Latino Children’s Fund (LCF) is a nonprofit organization that has worked for more than 20 years, in the East LA community to level the playing field for socially disadvantage kids. It was founded on by two aspiring young law students who saw a gap in children achieving great academic success and social well being for the children in the inner city community of Los Angeles. Through its education center, LCF offers children from 5 to 14 years old a chance to a high-quality education integrated with family support and community engagement opportunities to thousands of children living in at-risk neighborhoods in Los Angeles County.
Latino Children’s Fund was founded in 1993 to establish a learning center in East Los Angeles that would serve as a community center so that children could have a place to go after school for free tutoring and an education center that provided a support network to help them succeed and reach their full potential. In 1999, they launched the first and only program for Latino children that provide bilingual tutoring to children struggling with English in the wake of Proposition 227—when the state measure abolished bilingual instruction in public schools. In response, LCF launched its one-on-one reading program to help Spanish-speaking schoolchildren become more proficient in English.
LCF’s mission was then revamped to serve to close a learning gap for Latino Children in the East Los Angeles area. A Los Angeles Times article published in April 1999 galvanized the East Los Angeles community and the LCF organization. It was the first of many to spotlight the plight of children and families living in despair in East Los Angeles inner community. It spoke of children of the East Los Angeles area slipping thru the gaps of the education system because of their language barrier and the struggle of their parents working to survive.
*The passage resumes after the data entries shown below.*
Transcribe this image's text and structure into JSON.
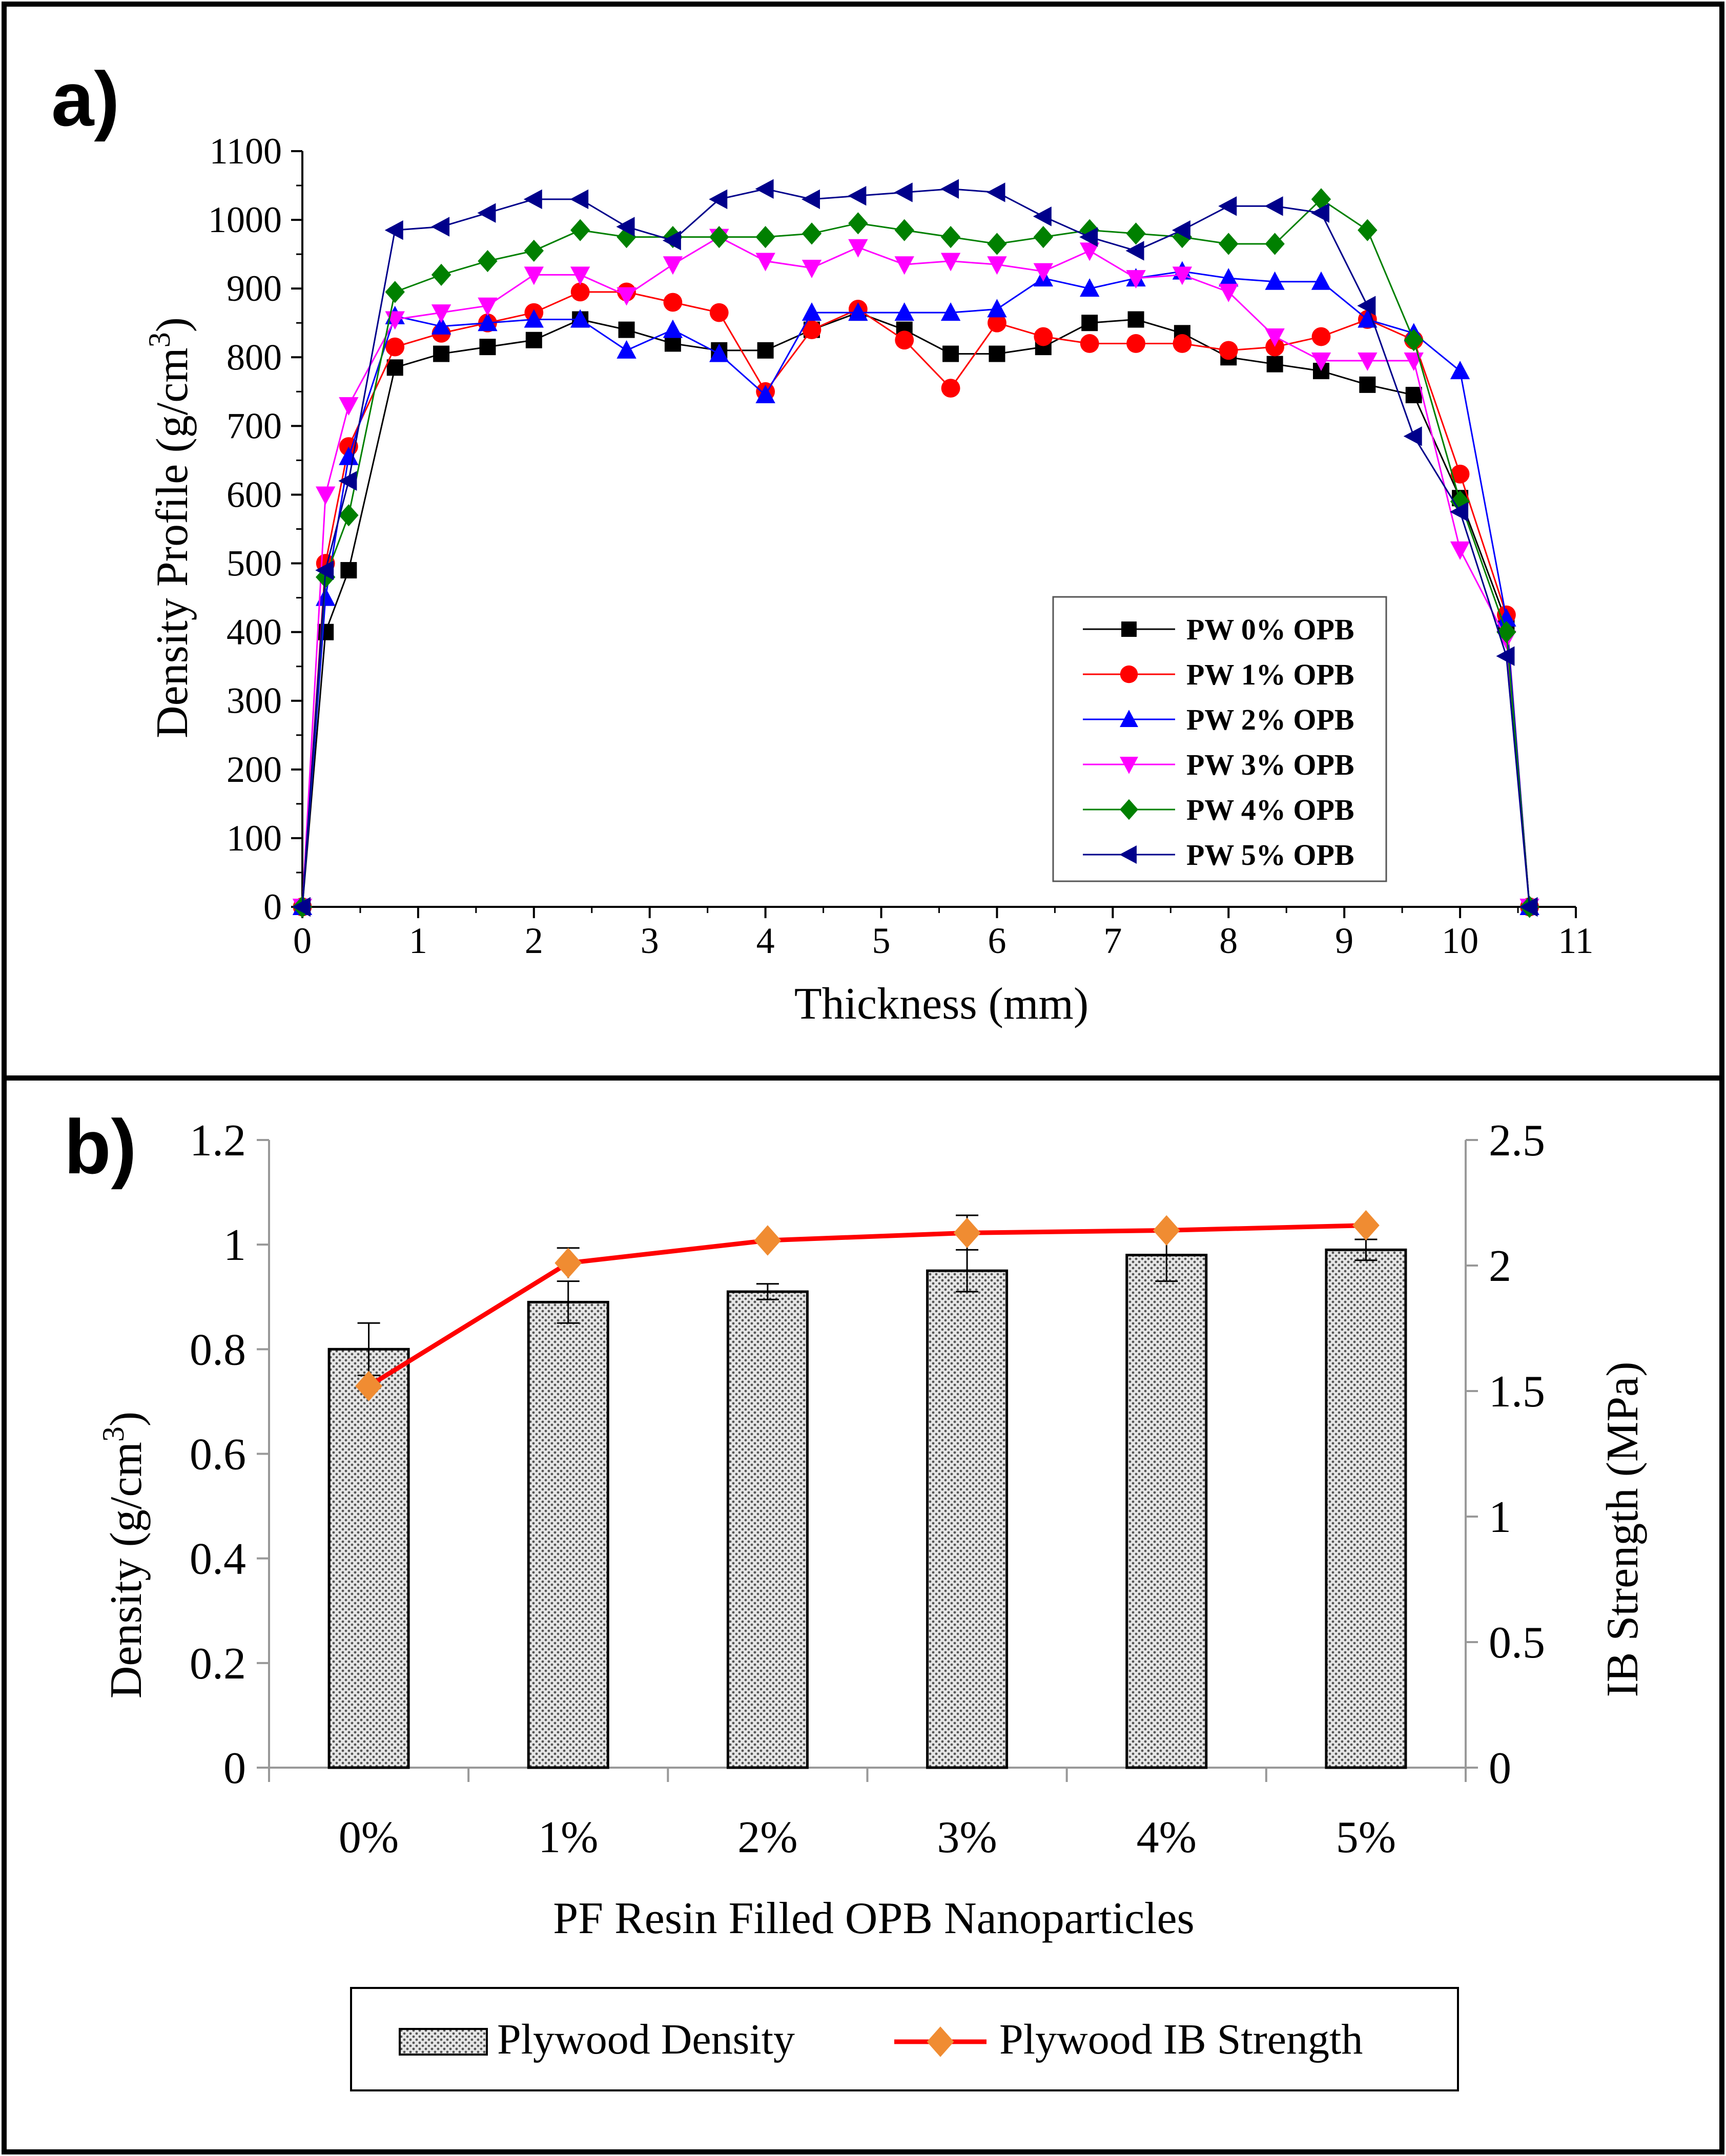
{
  "panels": {
    "a": {
      "label": "a)"
    },
    "b": {
      "label": "b)"
    }
  },
  "colors": {
    "pw0": "#000000",
    "pw1": "#ff0000",
    "pw2": "#0000ff",
    "pw3": "#ff00ff",
    "pw4": "#008000",
    "pw5": "#00008b",
    "bar_fill": "#cfcfcf",
    "ib_line": "#ff0000",
    "ib_marker": "#f08c32"
  },
  "chart_data": [
    {
      "type": "line",
      "xlabel": "Thickness (mm)",
      "ylabel": "Density Profile (g/cm",
      "ylabel_sup": "3",
      "ylabel_close": ")",
      "xlim": [
        0,
        11
      ],
      "ylim": [
        0,
        1100
      ],
      "xticks": [
        "0",
        "1",
        "2",
        "3",
        "4",
        "5",
        "6",
        "7",
        "8",
        "9",
        "10",
        "11"
      ],
      "yticks": [
        "0",
        "100",
        "200",
        "300",
        "400",
        "500",
        "600",
        "700",
        "800",
        "900",
        "1000",
        "1100"
      ],
      "grid": false,
      "legend_position": "bottom-right",
      "x": [
        0,
        0.2,
        0.4,
        0.8,
        1.2,
        1.6,
        2.0,
        2.4,
        2.8,
        3.2,
        3.6,
        4.0,
        4.4,
        4.8,
        5.2,
        5.6,
        6.0,
        6.4,
        6.8,
        7.2,
        7.6,
        8.0,
        8.4,
        8.8,
        9.2,
        9.6,
        10.0,
        10.4,
        10.6
      ],
      "series": [
        {
          "name": "PW 0% OPB",
          "marker": "square",
          "color_key": "pw0",
          "values": [
            0,
            400,
            490,
            785,
            805,
            815,
            825,
            855,
            840,
            820,
            810,
            810,
            840,
            865,
            840,
            805,
            805,
            815,
            850,
            855,
            835,
            800,
            790,
            780,
            760,
            745,
            595,
            415,
            0
          ]
        },
        {
          "name": "PW 1% OPB",
          "marker": "circle",
          "color_key": "pw1",
          "values": [
            0,
            500,
            670,
            815,
            835,
            850,
            865,
            895,
            895,
            880,
            865,
            750,
            840,
            870,
            825,
            755,
            850,
            830,
            820,
            820,
            820,
            810,
            815,
            830,
            855,
            825,
            630,
            425,
            0
          ]
        },
        {
          "name": "PW 2% OPB",
          "marker": "triangle-up",
          "color_key": "pw2",
          "values": [
            0,
            450,
            655,
            860,
            845,
            850,
            855,
            855,
            810,
            840,
            805,
            745,
            865,
            865,
            865,
            865,
            870,
            915,
            900,
            915,
            925,
            915,
            910,
            910,
            855,
            835,
            780,
            420,
            0
          ]
        },
        {
          "name": "PW 3% OPB",
          "marker": "triangle-down",
          "color_key": "pw3",
          "values": [
            0,
            600,
            730,
            855,
            865,
            875,
            920,
            920,
            890,
            935,
            975,
            940,
            930,
            960,
            935,
            940,
            935,
            925,
            955,
            915,
            920,
            895,
            830,
            795,
            795,
            795,
            520,
            390,
            0
          ]
        },
        {
          "name": "PW 4% OPB",
          "marker": "diamond",
          "color_key": "pw4",
          "values": [
            0,
            480,
            570,
            895,
            920,
            940,
            955,
            985,
            975,
            975,
            975,
            975,
            980,
            995,
            985,
            975,
            965,
            975,
            985,
            980,
            975,
            965,
            965,
            1030,
            985,
            825,
            590,
            400,
            0
          ]
        },
        {
          "name": "PW 5% OPB",
          "marker": "triangle-left",
          "color_key": "pw5",
          "values": [
            0,
            490,
            620,
            985,
            990,
            1010,
            1030,
            1030,
            990,
            970,
            1030,
            1045,
            1030,
            1035,
            1040,
            1045,
            1040,
            1005,
            975,
            955,
            985,
            1020,
            1020,
            1010,
            875,
            685,
            575,
            365,
            0
          ]
        }
      ]
    },
    {
      "type": "bar",
      "xlabel": "PF Resin Filled OPB Nanoparticles",
      "ylabel": "Density (g/cm",
      "ylabel_sup": "3",
      "ylabel_close": ")",
      "y2label": "IB Strength (MPa)",
      "categories": [
        "0%",
        "1%",
        "2%",
        "3%",
        "4%",
        "5%"
      ],
      "ylim": [
        0,
        1.2
      ],
      "y2lim": [
        0,
        2.5
      ],
      "yticks": [
        "0",
        "0.2",
        "0.4",
        "0.6",
        "0.8",
        "1",
        "1.2"
      ],
      "y2ticks": [
        "0",
        "0.5",
        "1",
        "1.5",
        "2",
        "2.5"
      ],
      "grid": false,
      "legend_position": "bottom",
      "series": [
        {
          "name": "Plywood Density",
          "kind": "bar",
          "axis": "left",
          "values": [
            0.8,
            0.89,
            0.91,
            0.95,
            0.98,
            0.99
          ],
          "errors": [
            0.05,
            0.04,
            0.015,
            0.04,
            0.05,
            0.02
          ]
        },
        {
          "name": "Plywood IB Strength",
          "kind": "line",
          "axis": "right",
          "values": [
            1.52,
            2.01,
            2.1,
            2.13,
            2.14,
            2.16
          ],
          "errors": [
            0.0,
            0.06,
            0.0,
            0.07,
            0.0,
            0.0
          ]
        }
      ]
    }
  ]
}
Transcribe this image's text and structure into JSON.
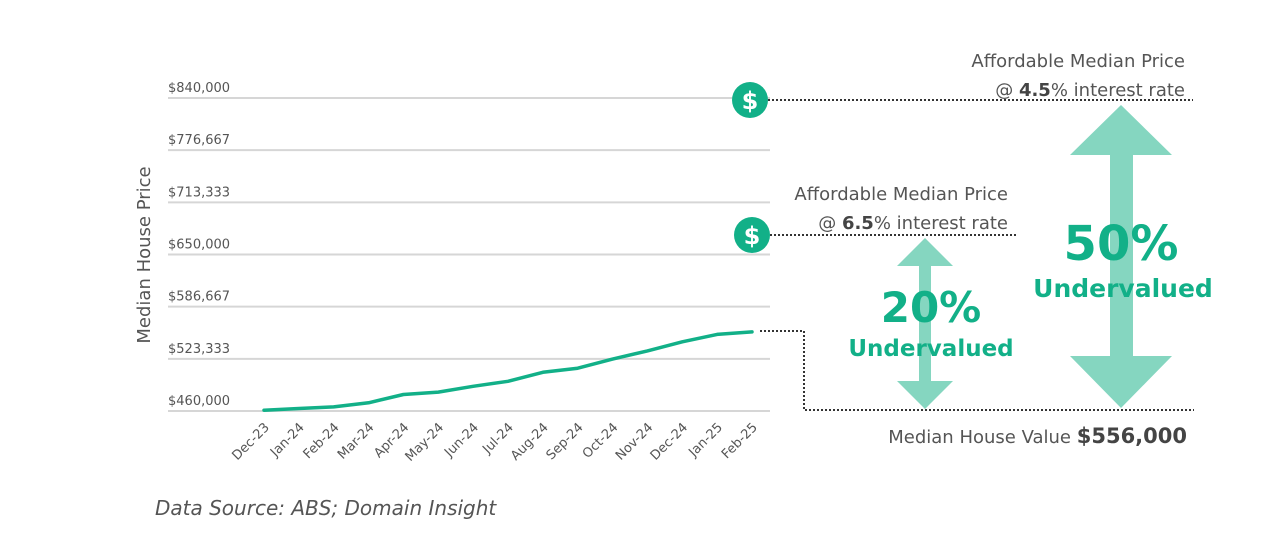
{
  "chart_data": {
    "type": "line",
    "ylabel": "Median House Price",
    "xlabel": "",
    "categories": [
      "Dec-23",
      "Jan-24",
      "Feb-24",
      "Mar-24",
      "Apr-24",
      "May-24",
      "Jun-24",
      "Jul-24",
      "Aug-24",
      "Sep-24",
      "Oct-24",
      "Nov-24",
      "Dec-24",
      "Jan-25",
      "Feb-25"
    ],
    "values": [
      461000,
      463000,
      465000,
      470000,
      480000,
      483000,
      490000,
      496000,
      507000,
      512000,
      523000,
      533000,
      544000,
      553000,
      556000
    ],
    "ylim": [
      460000,
      840000
    ],
    "yticks": [
      "$460,000",
      "$523,333",
      "$586,667",
      "$650,000",
      "$713,333",
      "$776,667",
      "$840,000"
    ],
    "grid": true,
    "line_color": "#12b088",
    "arrow_color": "#85d6c0",
    "reference_lines": [
      {
        "value": 840000,
        "label_line1": "Affordable Median Price",
        "label_prefix": "@ ",
        "rate": "4.5",
        "label_suffix": "% interest rate",
        "icon": "dollar-circle-icon",
        "gap_pct": "50%",
        "gap_label": "Undervalued"
      },
      {
        "value": 667200,
        "label_line1": "Affordable Median Price",
        "label_prefix": "@ ",
        "rate": "6.5",
        "label_suffix": "% interest rate",
        "icon": "dollar-circle-icon",
        "gap_pct": "20%",
        "gap_label": "Undervalued"
      }
    ],
    "median": {
      "label": "Median House Value ",
      "value": "$556,000"
    },
    "source": "Data Source: ABS; Domain Insight"
  }
}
At that time, little attention was paid to these forgotten children. Few services and safe havens existed for these impoverished Latino young boys and girls. Ninety percent did not speak English in school.
Within a year of the article appearing in the Los Angeles Times, founder Jesus Jimenez who was working on taking the California State Bar and working part-time at a law firm, decided to put his dream aside for a while and focus on getting LCF a real office, a 501 (c) status, and taking the organization to the next level. With the help of his families, college friends and several other law students, Jimenez was able to accomplish the aforementioned within a year. In 2000, the organization had a 501 (C) status and a building that was dead and abandon. This building later became the nucleus life for at-risk children to gather and learn, they were eager for a chance to grow and here they were offered a safe and nurturing environment filled with exploration, hope, and opportunity.
Today, Latino Children’s Fund continues to respond to the ever-growing and ever-changing needs of Southern California’s most challenging communities. The organization’s proven approach helps to build stronger, more stable Latino children and families with brighter hopes for the future.